Свет мешался с сумраком среди холмов, коровы послушно отдавали молоко, он стоял поодаль от Зинаиды и сдерживал нежность опущенными веками. А Люба сказала мне, изумляясь своей откровенности: «Я мимо него сейчас проходила…»

Мне было пятнадцать. Ночами я выходила в спящий двор родительского дома, раздевалась в дощатом летнем душе и бичевала себя холодными струями, чтобы унять горячую лихорадку, перешибить жар внутри. Потом я шла на луг за край деревни, далеко, ложилась на спину прямо под звезды, и земля медленно опрокидывалась под головой, роняя меня в пустоту.

Однажды утро наступило, а я проспала. Опустевший двор колхозной конторы был как издевка над моим запыхавшимся бегом.

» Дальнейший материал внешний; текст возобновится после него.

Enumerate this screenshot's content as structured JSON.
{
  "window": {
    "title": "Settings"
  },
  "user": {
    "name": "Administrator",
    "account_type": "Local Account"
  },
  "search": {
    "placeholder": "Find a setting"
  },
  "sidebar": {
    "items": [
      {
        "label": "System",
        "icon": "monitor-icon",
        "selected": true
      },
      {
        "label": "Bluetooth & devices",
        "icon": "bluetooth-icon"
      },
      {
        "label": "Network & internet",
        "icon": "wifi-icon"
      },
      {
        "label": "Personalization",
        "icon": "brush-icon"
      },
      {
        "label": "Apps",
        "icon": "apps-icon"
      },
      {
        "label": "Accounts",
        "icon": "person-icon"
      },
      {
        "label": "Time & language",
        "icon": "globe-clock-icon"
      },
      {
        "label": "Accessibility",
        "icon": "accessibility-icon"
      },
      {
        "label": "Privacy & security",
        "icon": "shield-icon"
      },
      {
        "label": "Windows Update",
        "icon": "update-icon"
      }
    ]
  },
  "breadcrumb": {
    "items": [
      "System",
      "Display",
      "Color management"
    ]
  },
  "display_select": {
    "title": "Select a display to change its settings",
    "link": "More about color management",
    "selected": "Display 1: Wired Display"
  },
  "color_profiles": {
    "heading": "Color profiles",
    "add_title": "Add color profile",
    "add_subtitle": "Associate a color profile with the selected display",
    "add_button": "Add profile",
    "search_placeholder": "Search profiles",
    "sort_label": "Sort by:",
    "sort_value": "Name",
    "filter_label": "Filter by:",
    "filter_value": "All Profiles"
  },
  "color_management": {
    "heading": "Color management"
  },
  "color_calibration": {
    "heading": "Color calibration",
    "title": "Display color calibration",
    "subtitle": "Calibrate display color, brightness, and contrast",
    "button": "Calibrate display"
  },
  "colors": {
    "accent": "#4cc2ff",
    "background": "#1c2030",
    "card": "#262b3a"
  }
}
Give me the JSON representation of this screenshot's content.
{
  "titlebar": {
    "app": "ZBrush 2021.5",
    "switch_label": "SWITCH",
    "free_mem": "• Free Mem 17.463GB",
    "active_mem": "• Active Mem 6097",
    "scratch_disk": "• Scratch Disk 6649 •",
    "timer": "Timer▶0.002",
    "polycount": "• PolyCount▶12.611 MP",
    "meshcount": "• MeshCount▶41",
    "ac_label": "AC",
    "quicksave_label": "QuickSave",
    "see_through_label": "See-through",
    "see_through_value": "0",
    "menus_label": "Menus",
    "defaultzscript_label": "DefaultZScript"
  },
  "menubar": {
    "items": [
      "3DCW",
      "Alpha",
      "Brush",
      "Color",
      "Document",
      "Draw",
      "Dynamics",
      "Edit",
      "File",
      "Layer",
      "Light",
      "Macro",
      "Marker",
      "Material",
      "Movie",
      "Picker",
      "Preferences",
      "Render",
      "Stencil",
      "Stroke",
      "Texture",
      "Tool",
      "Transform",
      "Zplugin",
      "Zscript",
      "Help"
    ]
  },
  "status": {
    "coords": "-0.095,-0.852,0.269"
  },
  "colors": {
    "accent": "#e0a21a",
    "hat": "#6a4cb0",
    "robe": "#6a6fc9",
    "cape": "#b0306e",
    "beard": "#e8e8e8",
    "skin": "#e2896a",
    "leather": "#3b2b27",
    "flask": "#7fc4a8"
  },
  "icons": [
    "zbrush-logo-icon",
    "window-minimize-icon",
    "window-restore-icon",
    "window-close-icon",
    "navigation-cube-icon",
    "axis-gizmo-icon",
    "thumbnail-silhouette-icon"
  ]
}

Я заплакала.

У нас была всего лишь летняя практика после восьмого класса, и никакой формальной беды в моем опоздании не было. Но была какая-то беда… Зеленый след кнута на траве.

И тут я вспомнила про мотоцикл.

Мой брат, шестнадцатилетний мальчик, который на спор умел дать мотоциклу задний ход, долго и тщетно учил меня в то лето ездить на нем. Мотоцикл ему на тринадцатом году купил отец, купил при всей нашей бедности, потрясенный дьявольским его чутьем ко всякому механизму. Этот вундеркинд, ни разу не открывший книги по устройству двигателя, не мог понять, как можно не уметь ездить на мотоцикле. Я не понимала, как этому можно научиться.

Но я вспомнила про мотоцикл и про брата, которого уже нет дома, и бес засвистел у меня в ребрах.

Я вывела мотоцикл из гаража, пьянея от смелости, и с трудом завела его. Несколько раз он глох, прежде чем я смогла стронуться с места.

Со сладким ужасом я мчалась между стенами ржи, не поспевая соображать, зажмуриваясь на ухабах и лужах.

Перед самым лагерем дорога спускалась в лог и круто поворачивала вправо над высоким обрывом пруда. Как трудно повернуть направо на мотоцикле с пустой коляской, я уже знала, поэтому не удивилась, когда меня потащило прямо на обрыв. Медленным своим умом я даже не дошла до мысли «гибну».

В последний момент руль сам по себе вывернулся круто влево, и мотоцикл, описав петлю по самой кромке обрыва, выравнялся на дорогу к лагерю. Люба округлила свои луковичные глаза и шарахнулась в сторону. Но мотор вовремя заглох.

И тут я увидела кнут, который оставлял на росе травы самый ранний след. Он висел на гвозде, хотя стадо давно уже выгнали.

«Так я и знала, — подумала я, — так я и знала, что-нибудь без меня будет происходить».